Fardada ou não, ela é a
major Denice, de 45 anos, comandante da Ronda Maria da Penha (RMP), unidade da
Polícia Militar baiana criada em março de 2015 para acompanhar mulheres sob
medida protetiva judicial - brasileiras que enfrentam o machismo e a
brutalidade de companheiros, pais, irmãos e vizinhos.

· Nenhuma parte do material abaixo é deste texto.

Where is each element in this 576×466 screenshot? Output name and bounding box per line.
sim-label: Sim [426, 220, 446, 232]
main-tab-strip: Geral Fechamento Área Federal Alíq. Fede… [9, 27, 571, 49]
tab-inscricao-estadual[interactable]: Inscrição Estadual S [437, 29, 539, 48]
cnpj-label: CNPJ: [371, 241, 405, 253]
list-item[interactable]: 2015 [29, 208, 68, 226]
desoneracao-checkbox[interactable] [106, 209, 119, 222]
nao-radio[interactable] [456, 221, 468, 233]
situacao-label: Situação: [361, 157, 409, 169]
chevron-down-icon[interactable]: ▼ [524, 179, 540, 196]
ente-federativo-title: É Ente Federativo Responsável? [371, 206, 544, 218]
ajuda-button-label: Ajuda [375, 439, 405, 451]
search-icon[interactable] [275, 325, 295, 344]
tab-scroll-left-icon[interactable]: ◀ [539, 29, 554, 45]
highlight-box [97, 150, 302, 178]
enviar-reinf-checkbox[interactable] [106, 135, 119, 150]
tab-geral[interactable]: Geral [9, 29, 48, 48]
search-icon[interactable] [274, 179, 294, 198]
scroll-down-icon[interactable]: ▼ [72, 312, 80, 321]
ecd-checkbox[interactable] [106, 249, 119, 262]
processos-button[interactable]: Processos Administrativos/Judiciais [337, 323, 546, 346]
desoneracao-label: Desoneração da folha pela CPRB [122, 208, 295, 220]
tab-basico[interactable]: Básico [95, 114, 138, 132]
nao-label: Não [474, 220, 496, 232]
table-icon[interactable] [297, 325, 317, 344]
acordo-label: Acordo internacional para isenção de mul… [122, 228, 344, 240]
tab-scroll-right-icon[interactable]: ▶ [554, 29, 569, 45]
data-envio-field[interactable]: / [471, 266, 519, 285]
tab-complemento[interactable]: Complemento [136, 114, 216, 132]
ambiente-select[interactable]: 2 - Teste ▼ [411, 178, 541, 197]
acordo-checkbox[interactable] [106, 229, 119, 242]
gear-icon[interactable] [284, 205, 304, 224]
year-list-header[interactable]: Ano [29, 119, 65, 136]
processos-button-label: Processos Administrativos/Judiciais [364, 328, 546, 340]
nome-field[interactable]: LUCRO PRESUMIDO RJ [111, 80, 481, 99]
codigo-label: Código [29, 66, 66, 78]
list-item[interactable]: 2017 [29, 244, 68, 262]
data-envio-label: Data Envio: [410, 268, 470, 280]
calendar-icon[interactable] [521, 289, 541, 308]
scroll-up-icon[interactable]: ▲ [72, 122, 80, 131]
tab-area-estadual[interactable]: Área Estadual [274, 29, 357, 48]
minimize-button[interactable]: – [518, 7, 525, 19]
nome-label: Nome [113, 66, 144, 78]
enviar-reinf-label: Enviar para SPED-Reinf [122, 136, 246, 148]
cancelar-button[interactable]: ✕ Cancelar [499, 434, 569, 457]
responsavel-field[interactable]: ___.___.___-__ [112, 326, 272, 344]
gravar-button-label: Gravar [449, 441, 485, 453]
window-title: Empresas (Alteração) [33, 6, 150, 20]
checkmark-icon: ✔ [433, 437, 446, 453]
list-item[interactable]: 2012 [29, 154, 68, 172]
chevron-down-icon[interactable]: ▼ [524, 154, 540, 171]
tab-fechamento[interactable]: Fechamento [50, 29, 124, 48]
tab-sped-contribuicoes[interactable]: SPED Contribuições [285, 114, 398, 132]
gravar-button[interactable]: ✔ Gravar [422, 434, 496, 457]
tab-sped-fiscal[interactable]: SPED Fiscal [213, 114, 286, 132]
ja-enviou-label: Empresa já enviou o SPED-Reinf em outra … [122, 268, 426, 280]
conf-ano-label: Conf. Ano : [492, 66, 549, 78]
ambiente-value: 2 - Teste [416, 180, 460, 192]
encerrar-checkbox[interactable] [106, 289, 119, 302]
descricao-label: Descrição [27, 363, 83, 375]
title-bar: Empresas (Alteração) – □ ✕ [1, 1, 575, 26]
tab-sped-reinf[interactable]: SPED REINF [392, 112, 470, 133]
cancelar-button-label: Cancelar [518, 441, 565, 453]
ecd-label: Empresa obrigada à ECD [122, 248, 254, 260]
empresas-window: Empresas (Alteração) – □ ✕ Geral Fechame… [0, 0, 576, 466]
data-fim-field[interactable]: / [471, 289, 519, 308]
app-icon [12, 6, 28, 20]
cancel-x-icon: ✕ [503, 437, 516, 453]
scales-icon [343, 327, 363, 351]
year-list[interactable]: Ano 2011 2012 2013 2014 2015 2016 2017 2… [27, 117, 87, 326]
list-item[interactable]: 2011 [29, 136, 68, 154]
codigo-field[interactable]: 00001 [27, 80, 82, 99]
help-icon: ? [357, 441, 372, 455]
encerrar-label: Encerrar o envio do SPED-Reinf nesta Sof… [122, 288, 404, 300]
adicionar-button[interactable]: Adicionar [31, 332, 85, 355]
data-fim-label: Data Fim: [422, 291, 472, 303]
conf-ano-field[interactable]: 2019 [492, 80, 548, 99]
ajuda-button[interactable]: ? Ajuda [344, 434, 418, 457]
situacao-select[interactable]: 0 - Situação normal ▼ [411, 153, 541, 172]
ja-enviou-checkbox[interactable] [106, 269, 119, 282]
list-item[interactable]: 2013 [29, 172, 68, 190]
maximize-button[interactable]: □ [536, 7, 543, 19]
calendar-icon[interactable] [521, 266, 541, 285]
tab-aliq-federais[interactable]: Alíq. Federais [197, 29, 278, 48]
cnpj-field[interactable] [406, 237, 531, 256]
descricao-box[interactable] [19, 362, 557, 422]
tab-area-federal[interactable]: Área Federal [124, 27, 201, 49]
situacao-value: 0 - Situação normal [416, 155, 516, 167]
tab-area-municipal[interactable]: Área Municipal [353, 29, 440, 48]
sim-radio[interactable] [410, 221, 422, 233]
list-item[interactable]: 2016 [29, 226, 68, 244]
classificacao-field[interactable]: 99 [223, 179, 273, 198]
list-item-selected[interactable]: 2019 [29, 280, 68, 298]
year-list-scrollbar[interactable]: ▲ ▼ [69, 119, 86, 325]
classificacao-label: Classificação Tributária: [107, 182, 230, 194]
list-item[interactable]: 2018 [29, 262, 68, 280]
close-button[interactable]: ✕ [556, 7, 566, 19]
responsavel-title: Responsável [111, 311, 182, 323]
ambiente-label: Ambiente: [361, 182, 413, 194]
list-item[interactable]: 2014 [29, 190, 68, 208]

Com pouco mais de um ano e
meio de funcionamento, essa operação vem chamando a atenção de pesquisadores e
de outras corporações policiais pelos bons resultados - que parecem dever algo
ao carisma e à obstinação de sua comandante.
"São famílias que
estão em jogo. Como mulher, mãe e policial, não posso falhar. Se nosso sistema
for violado, podemos perder uma vida", diz Denice.
No foco desse sistema de
proteção estão mulheres como Ana*.
Ela passou 18 de seus 45 anos com o pai de
suas duas filhas adolescentes.
Durante o casamento, afirma, suportou o
"sentimento de posse" e a "loucura" do marido.
|
Policiais
fazem visitas surpresa a mulheres que recorreram à Justiça para manter
agressores à distância.
|
"Eu não podia olhar
para o lado. Ele puxava meu braço, batia e xingava. Era uma tortura",
conta Ana.
"Quando ele se aposentou, passava o dia em frente ao meu
trabalho, me vigiando. Parecia que ia morrer sufocada."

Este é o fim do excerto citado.